Synonym: glibenclamide: glyburide. Onset: Glibenclamide: Increase in serum insulin levels: 15-60 minutes.
Metformin: Within days; max effect up to 2 weeks. Duration: Glibenclamide: ≤24 hours. Pharmacokinetics: Absorption: Glibenclamide: Very readily absorbed from the gastrointestinal tract. Time to peak plasma concentration: Within 2-4 hours.
Metformin: Slowly and incompletely absorbed from the gastrointestinal tract. Bioavailability: Approx 50-60% (fasted state). Time to peak plasma concentration: 2.5 hours. Distribution: Glibenclamide: Crosses the placenta. Plasma protein binding: 99%, primarily to albumin.

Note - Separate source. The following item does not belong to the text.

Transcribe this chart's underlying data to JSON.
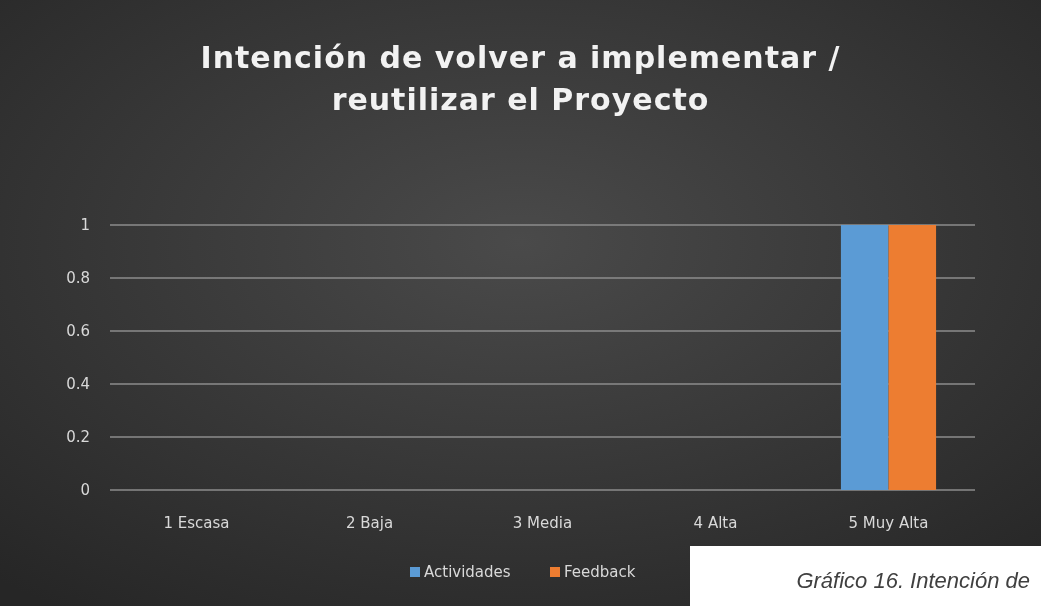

Metformin: Partitions into erythrocytes; concentrates in the kidney, liver and gastrointestinal tract. Crosses the placenta; enters breast milk (small amounts). Volume of distribution: 654 ± 358 L. Plasma protein binding: Negligible. Metabolism: Glibenclamide: Almost completely metabolised in the liver.
Metformin: Not metabolised in the liver. Excretion: Glibenclamide: Via urine (approx 50%) and faeces (approx 50%) as metabolites. Terminal elimination half-life: 4-11 hours.
Metformin: Via urine (approx 90%, as unchanged drug). Elimination half-life: 4-9 hours (plasma); approx 17.6 hours (blood).